Susan hooked up the TV set to the aerial that was already on the house, and the set worked fine, except for a snowy Channel 2, but neither one of the digital clocks kept accurate time.
The next day was better. Freddy caught two pot peddlers in the Jordan Marsh restroom on the second floor. They were arguing fiercely about money when he came in and didn’t even look in his direction until he had them covered with his .38.
“Freeze. Police,” Freddy said.
They froze. He took their wallets and six ounces of marijuana in a plastic Baggie. He handcuffed both of them, left wrist and right wrist, around the pipe in the first toilet stall, and left the restroom. He would have left the keys to the handcuffs just out of reach, but he didn’t have them. They could explain their situation to whoever it was that rescued them, he supposed, but at least he had plenty of time to get back to his room in the Omni Hotel.
There were $300 in cash, four $50 unsigned travelers’ checks, and a gold St. Christopher’s medal in the wallets. There were no credit cards, and only one driver’s license—a license for Angel Salome. The wallets weren’t worth keeping, and neither was the driver’s license, but the small medal was a nice gift for Susan. The unsigned travelers’ checks were good to have, and it was the first time he had ever seen completely blank checks like that, which a man could sign with any name he wanted.

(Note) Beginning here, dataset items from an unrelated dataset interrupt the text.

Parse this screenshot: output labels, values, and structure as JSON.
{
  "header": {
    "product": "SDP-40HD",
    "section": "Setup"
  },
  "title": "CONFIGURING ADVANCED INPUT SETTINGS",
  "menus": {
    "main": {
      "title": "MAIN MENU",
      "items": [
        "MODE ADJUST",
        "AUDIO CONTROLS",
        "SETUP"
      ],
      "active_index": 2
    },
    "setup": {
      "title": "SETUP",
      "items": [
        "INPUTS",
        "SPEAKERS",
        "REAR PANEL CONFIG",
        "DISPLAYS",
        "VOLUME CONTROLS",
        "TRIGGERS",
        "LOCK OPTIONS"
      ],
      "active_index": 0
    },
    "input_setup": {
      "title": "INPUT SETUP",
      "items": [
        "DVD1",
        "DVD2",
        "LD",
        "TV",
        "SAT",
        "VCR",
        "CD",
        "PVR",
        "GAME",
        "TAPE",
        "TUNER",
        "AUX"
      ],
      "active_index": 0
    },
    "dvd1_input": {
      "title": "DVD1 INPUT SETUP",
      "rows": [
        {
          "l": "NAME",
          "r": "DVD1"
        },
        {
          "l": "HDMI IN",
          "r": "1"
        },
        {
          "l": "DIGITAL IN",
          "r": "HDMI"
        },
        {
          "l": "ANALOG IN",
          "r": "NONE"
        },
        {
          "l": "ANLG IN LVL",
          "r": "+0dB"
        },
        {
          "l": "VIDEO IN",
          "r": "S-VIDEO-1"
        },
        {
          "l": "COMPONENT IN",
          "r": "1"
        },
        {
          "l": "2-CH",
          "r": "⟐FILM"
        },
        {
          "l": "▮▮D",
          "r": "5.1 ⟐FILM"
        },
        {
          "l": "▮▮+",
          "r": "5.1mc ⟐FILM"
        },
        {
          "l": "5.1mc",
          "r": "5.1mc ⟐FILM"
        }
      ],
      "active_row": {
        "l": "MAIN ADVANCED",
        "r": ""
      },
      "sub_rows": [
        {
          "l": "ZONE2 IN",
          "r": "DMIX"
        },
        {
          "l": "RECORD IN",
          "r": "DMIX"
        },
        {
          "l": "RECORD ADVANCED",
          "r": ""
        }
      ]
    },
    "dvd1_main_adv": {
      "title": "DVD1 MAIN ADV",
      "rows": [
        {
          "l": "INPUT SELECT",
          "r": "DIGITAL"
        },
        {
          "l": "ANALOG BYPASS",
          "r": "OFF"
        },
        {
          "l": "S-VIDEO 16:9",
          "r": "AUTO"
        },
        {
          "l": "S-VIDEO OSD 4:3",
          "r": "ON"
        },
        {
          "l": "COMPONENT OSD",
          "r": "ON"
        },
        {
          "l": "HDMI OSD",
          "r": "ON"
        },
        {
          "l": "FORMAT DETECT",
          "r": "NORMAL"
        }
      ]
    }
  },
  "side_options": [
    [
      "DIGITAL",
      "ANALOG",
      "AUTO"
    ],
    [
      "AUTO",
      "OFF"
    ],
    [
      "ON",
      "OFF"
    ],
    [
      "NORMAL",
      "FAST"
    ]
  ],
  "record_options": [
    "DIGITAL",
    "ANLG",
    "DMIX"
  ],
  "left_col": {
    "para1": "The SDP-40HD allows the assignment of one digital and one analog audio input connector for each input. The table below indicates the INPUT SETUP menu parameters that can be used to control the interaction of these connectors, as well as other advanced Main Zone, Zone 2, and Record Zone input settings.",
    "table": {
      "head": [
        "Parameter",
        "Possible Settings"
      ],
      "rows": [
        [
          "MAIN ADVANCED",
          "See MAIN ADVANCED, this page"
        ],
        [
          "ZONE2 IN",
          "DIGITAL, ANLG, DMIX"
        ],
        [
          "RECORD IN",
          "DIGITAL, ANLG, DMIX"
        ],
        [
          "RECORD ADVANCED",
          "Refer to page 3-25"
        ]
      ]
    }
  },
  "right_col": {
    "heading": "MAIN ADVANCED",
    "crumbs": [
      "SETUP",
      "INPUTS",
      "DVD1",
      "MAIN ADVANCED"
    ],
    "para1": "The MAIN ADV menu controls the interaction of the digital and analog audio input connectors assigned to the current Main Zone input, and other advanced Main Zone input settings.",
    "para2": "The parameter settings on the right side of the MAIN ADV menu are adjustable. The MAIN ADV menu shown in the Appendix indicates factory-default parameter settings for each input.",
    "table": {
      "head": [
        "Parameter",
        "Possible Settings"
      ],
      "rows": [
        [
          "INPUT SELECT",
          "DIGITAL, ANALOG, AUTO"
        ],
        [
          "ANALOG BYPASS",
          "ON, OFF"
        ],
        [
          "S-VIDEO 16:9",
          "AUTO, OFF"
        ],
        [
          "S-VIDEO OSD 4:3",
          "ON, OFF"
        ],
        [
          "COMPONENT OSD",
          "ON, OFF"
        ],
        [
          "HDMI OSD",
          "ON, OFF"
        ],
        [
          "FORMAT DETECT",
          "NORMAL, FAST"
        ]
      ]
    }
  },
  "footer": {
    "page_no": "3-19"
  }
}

Susan settled in very quickly to a domestic routine. She cooked ample breakfasts for Freddy, surprising him with Belgian walnut waffles, shirred eggs, and French toast made with sourdough bread. Then, after she dropped him off at the Omni, she shopped at the supermarkets, cleaned house, and planned her dinners. One day she was able to buy Okeechobee catfish, which she fried, together with hush puppies, and she served steak fries and collard greens on the side. Freddy didn’t like the catfish because of the bones, but he enjoyed the other meals she prepared. She always topped off the dinners with tart desserts, too, like Granny Smith apple pie, bubbly with butter, brown sugar, and cinnamon. One night she baked a turkey breast and served it with all the trimmings, including a mince pie that she baked from scratch.